Software is a ubiquitous component in our daily life. It ranges from large software systems like operating systems to small embedded systems like vending machines, both of which we frequently interact with. Reducing software related costs and ensuring correctness and dependability of software are certainly worthwhile goals to pursue. Due to the short-time-to-market requirement imposed on many software projects, documented software specifications are often lacking, incomplete and outdated (Deelstra, Sinnema & Bosch 2004). Lack of documented software specifications contributes to difficulties in understanding existing systems. The latter is termed program comprehension and is estimated to contribute up to 45% of total software cost which goes to billions of dollars (Erlikh 2000, Standish 1984; Canfora & Cimitile 2002; BEA 2007). Lack of specifications also hampers automated effort of program verification and testing (Ammons, Bodik & Larus 2002). One solution to address the above problems is mining (or automatic extraction of) software specification from program execution traces. Given a set of program traces, candidate partial specifications pertaining to the behavior a piece of software obeys can be mined. In this chapter, we will describe recent studies on mining software specifications. Software specification mining has been one of the new directions in data mining (Lo, Khoo & Liu 2007a, Lo & Khoo 2007). Existing specification mining techniques can be categorized based on the form of specifications they mine. We will categorize and describe specification mining algorithms for mining five different target formalisms: Boolean expressions, automata (Hopcroft, Motwani & Ullman 2001), Linear Temporal Logic (Huth & Ryan 2003), frequent patterns (Han & Kamber 2006) and Live Sequence Charts (Harel & Marelly 2003).

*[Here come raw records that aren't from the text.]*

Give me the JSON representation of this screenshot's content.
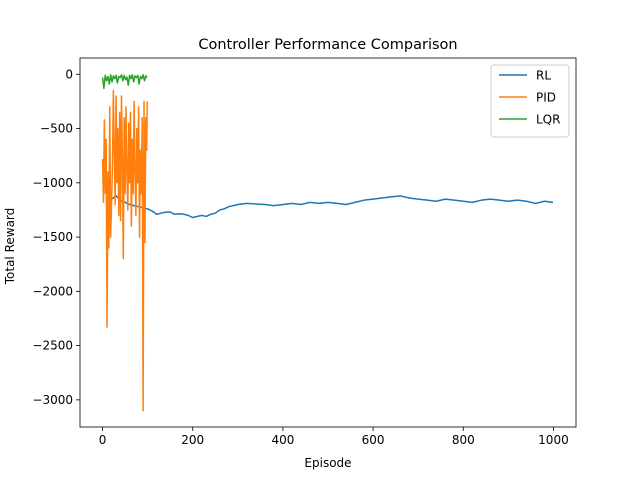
{
  "chart_data": {
    "type": "line",
    "title": "Controller Performance Comparison",
    "xlabel": "Episode",
    "ylabel": "Total Reward",
    "xlim": [
      -50,
      1050
    ],
    "ylim": [
      -3250,
      150
    ],
    "xticks": [
      0,
      200,
      400,
      600,
      800,
      1000
    ],
    "yticks": [
      0,
      -500,
      -1000,
      -1500,
      -2000,
      -2500,
      -3000
    ],
    "grid": false,
    "legend_position": "top-right",
    "series": [
      {
        "name": "RL",
        "color": "#1f77b4",
        "x": [
          0,
          10,
          20,
          30,
          40,
          50,
          60,
          70,
          80,
          90,
          100,
          110,
          120,
          130,
          140,
          150,
          160,
          170,
          180,
          190,
          200,
          210,
          220,
          230,
          240,
          250,
          260,
          270,
          280,
          290,
          300,
          320,
          340,
          360,
          380,
          400,
          420,
          440,
          460,
          480,
          500,
          520,
          540,
          560,
          580,
          600,
          620,
          640,
          660,
          680,
          700,
          720,
          740,
          760,
          780,
          800,
          820,
          840,
          860,
          880,
          900,
          920,
          940,
          960,
          980,
          999
        ],
        "y": [
          -800,
          -1100,
          -1150,
          -1120,
          -1160,
          -1180,
          -1200,
          -1210,
          -1220,
          -1230,
          -1240,
          -1260,
          -1290,
          -1280,
          -1270,
          -1270,
          -1290,
          -1285,
          -1290,
          -1300,
          -1320,
          -1310,
          -1300,
          -1310,
          -1290,
          -1280,
          -1250,
          -1240,
          -1220,
          -1210,
          -1200,
          -1190,
          -1195,
          -1200,
          -1210,
          -1200,
          -1190,
          -1200,
          -1180,
          -1190,
          -1180,
          -1190,
          -1200,
          -1180,
          -1160,
          -1150,
          -1140,
          -1130,
          -1120,
          -1140,
          -1150,
          -1160,
          -1170,
          -1150,
          -1160,
          -1170,
          -1180,
          -1160,
          -1150,
          -1160,
          -1170,
          -1160,
          -1170,
          -1190,
          -1170,
          -1180
        ]
      },
      {
        "name": "PID",
        "color": "#ff7f0e",
        "x": [
          0,
          2,
          4,
          6,
          8,
          10,
          12,
          14,
          16,
          18,
          20,
          22,
          24,
          26,
          28,
          30,
          32,
          34,
          36,
          38,
          40,
          42,
          44,
          46,
          48,
          50,
          52,
          54,
          56,
          58,
          60,
          62,
          64,
          66,
          68,
          70,
          72,
          74,
          76,
          78,
          80,
          82,
          84,
          86,
          88,
          90,
          92,
          94,
          96,
          98,
          99
        ],
        "y": [
          -780,
          -1180,
          -420,
          -1100,
          -600,
          -2330,
          -900,
          -1600,
          -300,
          -1500,
          -1200,
          -850,
          -150,
          -700,
          -1200,
          -200,
          -1000,
          -500,
          -1300,
          -350,
          -1350,
          -200,
          -800,
          -1700,
          -400,
          -1100,
          -300,
          -900,
          -1250,
          -450,
          -1000,
          -350,
          -1400,
          -600,
          -1100,
          -250,
          -900,
          -1300,
          -500,
          -1000,
          -300,
          -1500,
          -700,
          -1100,
          -400,
          -3100,
          -250,
          -1550,
          -400,
          -700,
          -250
        ]
      },
      {
        "name": "LQR",
        "color": "#2ca02c",
        "x": [
          0,
          3,
          6,
          9,
          12,
          15,
          18,
          21,
          24,
          27,
          30,
          33,
          36,
          39,
          42,
          45,
          48,
          51,
          54,
          57,
          60,
          63,
          66,
          69,
          72,
          75,
          78,
          81,
          84,
          87,
          90,
          93,
          96,
          99
        ],
        "y": [
          -30,
          -130,
          -10,
          -60,
          -20,
          -90,
          -5,
          -70,
          -15,
          -40,
          -10,
          -80,
          -20,
          -30,
          -5,
          -60,
          -10,
          -50,
          -25,
          -100,
          -10,
          -40,
          -5,
          -70,
          -15,
          -30,
          -10,
          -90,
          -20,
          -40,
          -5,
          -60,
          -15,
          -30
        ]
      }
    ]
  }
}
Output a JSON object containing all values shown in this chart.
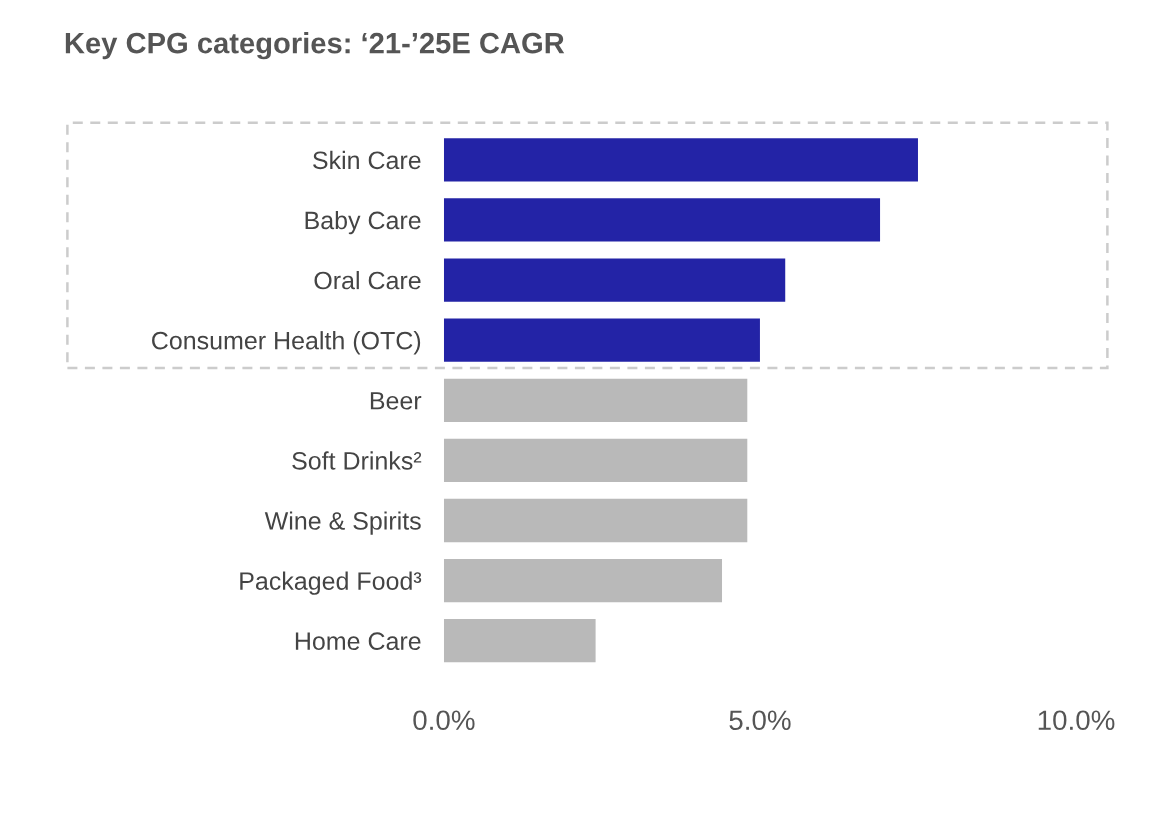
{
  "chart_data": {
    "type": "bar",
    "orientation": "horizontal",
    "title": "Key CPG categories: ‘21-’25E CAGR",
    "categories": [
      "Skin Care",
      "Baby Care",
      "Oral Care",
      "Consumer Health (OTC)",
      "Beer",
      "Soft Drinks²",
      "Wine & Spirits",
      "Packaged Food³",
      "Home Care"
    ],
    "values": [
      7.5,
      6.9,
      5.4,
      5.0,
      4.8,
      4.8,
      4.8,
      4.4,
      2.4
    ],
    "colors": [
      "#2323a6",
      "#2323a6",
      "#2323a6",
      "#2323a6",
      "#b9b9b9",
      "#b9b9b9",
      "#b9b9b9",
      "#b9b9b9",
      "#b9b9b9"
    ],
    "xlim": [
      0,
      10
    ],
    "xticks": [
      {
        "value": 0,
        "label": "0.0%"
      },
      {
        "value": 5,
        "label": "5.0%"
      },
      {
        "value": 10,
        "label": "10.0%"
      }
    ],
    "grid": false
  }
}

Different from many other engineering products, software changes often during its lifespan (Lehman & Belady 1985). The process of making changes to a piece of software e.g., to fix bugs, to add features, etc., is known as software maintenance. During maintenance, there is a need to understand the current version of the software to be changed. This process is termed as program comprehension. Program comprehension is estimated to take up to 50% of software maintenance efforts which in turn is estimated to contribute up to 90% of total software costs (Erlikh 2000, Standish 1984; Canfora & Cimitile 2002). Considering the $216.0 billion of software component contribution to the US GDP at second quarter 2007, the cost associated with program comprehension potentially goes up to billions of dollars (BEA 2007). One of the root causes of this problem is the fact that documented software specification is often missing, incomplete or outdated (Deelstra, Sinnema & Bosch 2004). Mining software specifications is a promising solution to reduce software costs by reducing program comprehension efforts.
On another angle, software dependability is a well sought after goal. Ensuring software runs correctly at all times and identifying bugs are two major activities pertaining to dependability. Dependability is certainly an important issue as incorrect software has caused the loss of billions of dollars and even the loss of lives (NIST 2002; ESA & CNES 1996; GAO 1992). There are existing tools for performing program verification. These tools take formal specifications and automatically check them against programs to discover inconsistencies, identify bugs or ensure that all possible paths in the program satisfy the specification (Clarke, Grumberg & Peled 1999). However, programmers’ reluctance and difficulty in writing formal specifications have been some of the barriers to the widespread adoption of such tools in the industry (Ammons, Bodik & Larus 2002, Holtzmann 2002). Mining software specifications can help to improve software dependability by providing these formal specifications automatically to these tools.